Personal Consent Stores

So what is left if we take the "data store" out of personal data stores? It's true, once a user sets up a synchronisation between two services, the data can stay in sync between them, for as long both servers keep access to each other, and the user's identity on both services can stay linked, until one of the two services severs the connection. But the user may want to keep track of liquid data domains they control, and be able to add and remove connected services from a single place, even if that place is not the single source of truth for that data domain. What is left in the center then, after removing the storage server is only the auth server: the personal consent store.
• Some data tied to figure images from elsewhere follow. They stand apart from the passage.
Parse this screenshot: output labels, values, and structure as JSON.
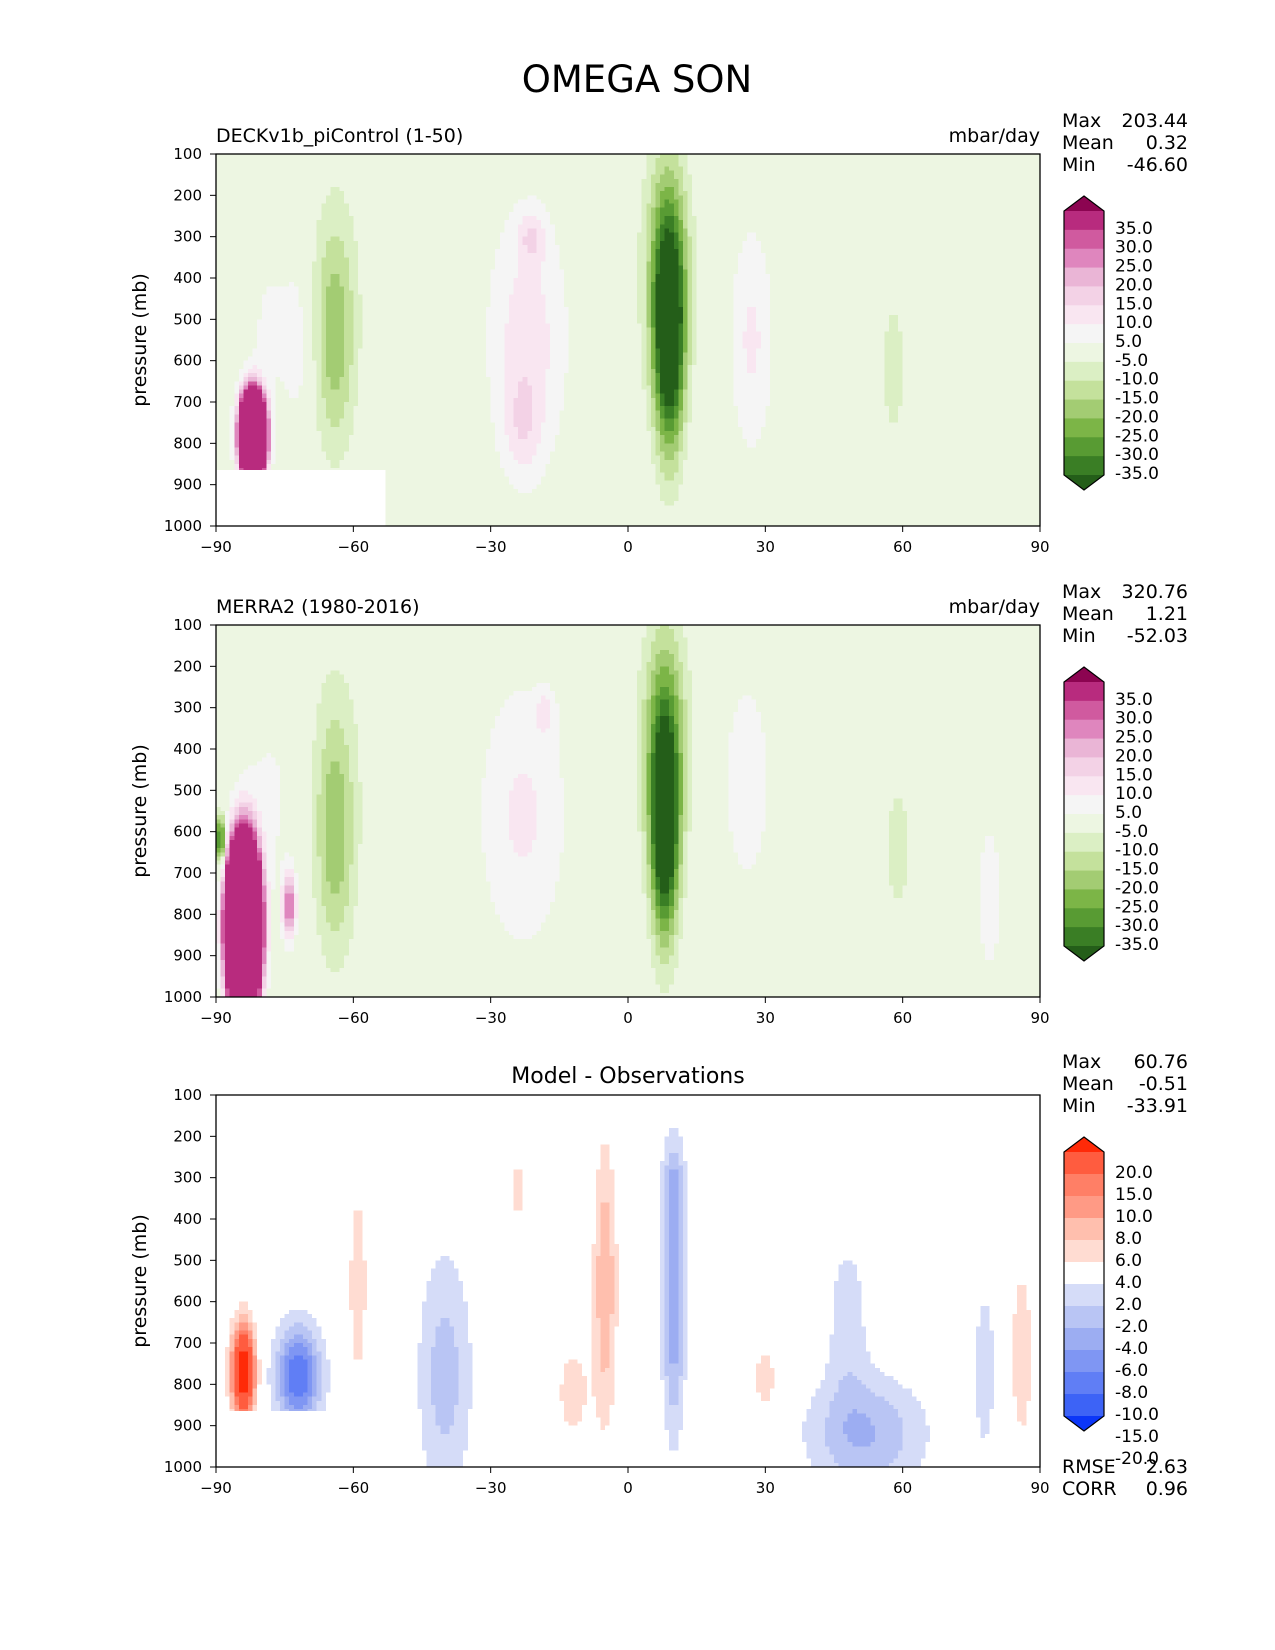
{
  "figure": {
    "title": "OMEGA SON"
  },
  "colors": {
    "omega": [
      "#245e19",
      "#3a7e25",
      "#589b33",
      "#7cb547",
      "#a3cc73",
      "#c4e19c",
      "#dbefc4",
      "#edf6e2",
      "#f5f5f5",
      "#f9e6f1",
      "#f3d2e6",
      "#eab5d6",
      "#df86be",
      "#d05a9f",
      "#b82b7e",
      "#8c0451"
    ],
    "diff": [
      "#0b36f8",
      "#3d63f6",
      "#607ef5",
      "#7f96f3",
      "#9cadf2",
      "#b9c5f4",
      "#d5dcf8",
      "#ffffff",
      "#ffdcd2",
      "#ffbfae",
      "#ff9a85",
      "#ff7f66",
      "#ff5c3f",
      "#ff2a08"
    ]
  },
  "chart_data": [
    {
      "type": "heatmap",
      "title": "",
      "subtitle_left": "DECKv1b_piControl (1-50)",
      "subtitle_right": "mbar/day",
      "xlabel": "",
      "ylabel": "pressure (mb)",
      "xlim": [
        -90,
        90
      ],
      "ylim": [
        1000,
        100
      ],
      "xticks": [
        "−90",
        "−60",
        "−30",
        "0",
        "30",
        "60",
        "90"
      ],
      "yticks": [
        "100",
        "200",
        "300",
        "400",
        "500",
        "600",
        "700",
        "800",
        "900",
        "1000"
      ],
      "stats": [
        {
          "label": "Max",
          "value": "203.44"
        },
        {
          "label": "Mean",
          "value": "0.32"
        },
        {
          "label": "Min",
          "value": "-46.60"
        }
      ],
      "colorbar": {
        "palette": "omega",
        "levels": [
          "35.0",
          "30.0",
          "25.0",
          "20.0",
          "15.0",
          "10.0",
          "5.0",
          "-5.0",
          "-10.0",
          "-15.0",
          "-20.0",
          "-25.0",
          "-30.0",
          "-35.0"
        ]
      },
      "features": [
        {
          "lat": 9,
          "p": 550,
          "v": -42,
          "wx": 3.2,
          "wp": 270
        },
        {
          "lat": 8.5,
          "p": 380,
          "v": -22,
          "wx": 5,
          "wp": 300
        },
        {
          "lat": -22,
          "p": 550,
          "v": 13,
          "wx": 9,
          "wp": 330
        },
        {
          "lat": -21,
          "p": 300,
          "v": 10,
          "wx": 3,
          "wp": 60
        },
        {
          "lat": -23,
          "p": 760,
          "v": 8,
          "wx": 4,
          "wp": 120
        },
        {
          "lat": 27,
          "p": 550,
          "v": 11,
          "wx": 5,
          "wp": 290
        },
        {
          "lat": -64,
          "p": 550,
          "v": -14,
          "wx": 4,
          "wp": 260
        },
        {
          "lat": -64,
          "p": 460,
          "v": -6,
          "wx": 7,
          "wp": 340
        },
        {
          "lat": 58,
          "p": 620,
          "v": -6,
          "wx": 5,
          "wp": 310
        },
        {
          "lat": -82,
          "p": 780,
          "v": 200,
          "wx": 2.5,
          "wp": 90
        },
        {
          "lat": -78,
          "p": 520,
          "v": 6,
          "wx": 6,
          "wp": 240
        },
        {
          "lat": -72,
          "p": 560,
          "v": 7,
          "wx": 3,
          "wp": 200
        }
      ],
      "masks": [
        {
          "lon": [
            -90,
            -53
          ],
          "p": [
            865,
            1000
          ]
        }
      ]
    },
    {
      "type": "heatmap",
      "title": "",
      "subtitle_left": "MERRA2 (1980-2016)",
      "subtitle_right": "mbar/day",
      "xlabel": "",
      "ylabel": "pressure (mb)",
      "xlim": [
        -90,
        90
      ],
      "ylim": [
        1000,
        100
      ],
      "xticks": [
        "−90",
        "−60",
        "−30",
        "0",
        "30",
        "60",
        "90"
      ],
      "yticks": [
        "100",
        "200",
        "300",
        "400",
        "500",
        "600",
        "700",
        "800",
        "900",
        "1000"
      ],
      "stats": [
        {
          "label": "Max",
          "value": "320.76"
        },
        {
          "label": "Mean",
          "value": "1.21"
        },
        {
          "label": "Min",
          "value": "-52.03"
        }
      ],
      "colorbar": {
        "palette": "omega",
        "levels": [
          "35.0",
          "30.0",
          "25.0",
          "20.0",
          "15.0",
          "10.0",
          "5.0",
          "-5.0",
          "-10.0",
          "-15.0",
          "-20.0",
          "-25.0",
          "-30.0",
          "-35.0"
        ]
      },
      "features": [
        {
          "lat": 8,
          "p": 600,
          "v": -45,
          "wx": 3,
          "wp": 260
        },
        {
          "lat": 8,
          "p": 370,
          "v": -22,
          "wx": 5,
          "wp": 290
        },
        {
          "lat": -23,
          "p": 560,
          "v": 11,
          "wx": 10,
          "wp": 340
        },
        {
          "lat": -18,
          "p": 310,
          "v": 10,
          "wx": 2,
          "wp": 50
        },
        {
          "lat": 26,
          "p": 480,
          "v": 10,
          "wx": 5,
          "wp": 260
        },
        {
          "lat": -64,
          "p": 620,
          "v": -15,
          "wx": 4,
          "wp": 280
        },
        {
          "lat": -64,
          "p": 480,
          "v": -6,
          "wx": 7,
          "wp": 360
        },
        {
          "lat": 59,
          "p": 640,
          "v": -6,
          "wx": 5,
          "wp": 300
        },
        {
          "lat": -84,
          "p": 830,
          "v": 300,
          "wx": 3,
          "wp": 170
        },
        {
          "lat": -74,
          "p": 780,
          "v": 30,
          "wx": 1.5,
          "wp": 80
        },
        {
          "lat": -78,
          "p": 520,
          "v": 6,
          "wx": 7,
          "wp": 260
        },
        {
          "lat": -89,
          "p": 620,
          "v": -40,
          "wx": 1,
          "wp": 60
        },
        {
          "lat": 79,
          "p": 760,
          "v": 8,
          "wx": 3,
          "wp": 230
        }
      ],
      "masks": []
    },
    {
      "type": "heatmap",
      "title": "Model - Observations",
      "subtitle_left": "",
      "subtitle_right": "",
      "xlabel": "",
      "ylabel": "pressure (mb)",
      "xlim": [
        -90,
        90
      ],
      "ylim": [
        1000,
        100
      ],
      "xticks": [
        "−90",
        "−60",
        "−30",
        "0",
        "30",
        "60",
        "90"
      ],
      "yticks": [
        "100",
        "200",
        "300",
        "400",
        "500",
        "600",
        "700",
        "800",
        "900",
        "1000"
      ],
      "stats": [
        {
          "label": "Max",
          "value": "60.76"
        },
        {
          "label": "Mean",
          "value": "-0.51"
        },
        {
          "label": "Min",
          "value": "-33.91"
        }
      ],
      "bottom_stats": [
        {
          "label": "RMSE",
          "value": "2.63"
        },
        {
          "label": "CORR",
          "value": "0.96"
        }
      ],
      "colorbar": {
        "palette": "diff",
        "levels": [
          "20.0",
          "15.0",
          "10.0",
          "8.0",
          "6.0",
          "4.0",
          "2.0",
          "-2.0",
          "-4.0",
          "-6.0",
          "-8.0",
          "-10.0",
          "-15.0",
          "-20.0"
        ]
      },
      "features": [
        {
          "lat": -5,
          "p": 560,
          "v": 6,
          "wx": 2.5,
          "wp": 330
        },
        {
          "lat": 10,
          "p": 600,
          "v": -8,
          "wx": 2.5,
          "wp": 310
        },
        {
          "lat": 10,
          "p": 330,
          "v": -4,
          "wx": 2.5,
          "wp": 120
        },
        {
          "lat": -40,
          "p": 780,
          "v": -5,
          "wx": 6,
          "wp": 300
        },
        {
          "lat": -72,
          "p": 780,
          "v": -12,
          "wx": 5,
          "wp": 120
        },
        {
          "lat": -84,
          "p": 770,
          "v": 20,
          "wx": 2.5,
          "wp": 110
        },
        {
          "lat": 52,
          "p": 920,
          "v": -6,
          "wx": 13,
          "wp": 140
        },
        {
          "lat": 48,
          "p": 640,
          "v": -3,
          "wx": 5,
          "wp": 230
        },
        {
          "lat": -59,
          "p": 560,
          "v": 3,
          "wx": 2.5,
          "wp": 300
        },
        {
          "lat": 86,
          "p": 730,
          "v": 3,
          "wx": 3,
          "wp": 270
        },
        {
          "lat": -12,
          "p": 820,
          "v": 3,
          "wx": 4,
          "wp": 130
        },
        {
          "lat": 78,
          "p": 760,
          "v": -3,
          "wx": 3,
          "wp": 250
        },
        {
          "lat": 30,
          "p": 790,
          "v": 3,
          "wx": 3,
          "wp": 100
        },
        {
          "lat": -24,
          "p": 330,
          "v": 3,
          "wx": 2,
          "wp": 80
        }
      ],
      "masks": [
        {
          "lon": [
            -90,
            -53
          ],
          "p": [
            865,
            1000
          ]
        }
      ]
    }
  ]
}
And of course each services that holds a copy of the data should apply the access control on behalf of the data controller, so it might make sense to consider bundling access control with the data in the way WAC does, but on the other hand, since access grants will usually span different resources, that would mean a single access grant could lead to a thousand WAC entries. And furthermore, the idea that the data synchronisation messages that travel between servers are GET, PUT and PATCH requests on specific resources is also naive; two nodes in a Liquid Data domain might be syncing using some efficient Merkle tree updates across a whole bunch of data sets, and including copies of ACLs with each bit of data would then be a serious performance hit.

That's why I think the consent stores should stay user-centric, but the data storage should be allowed to move beyond the restrictive hub-and-spoke model.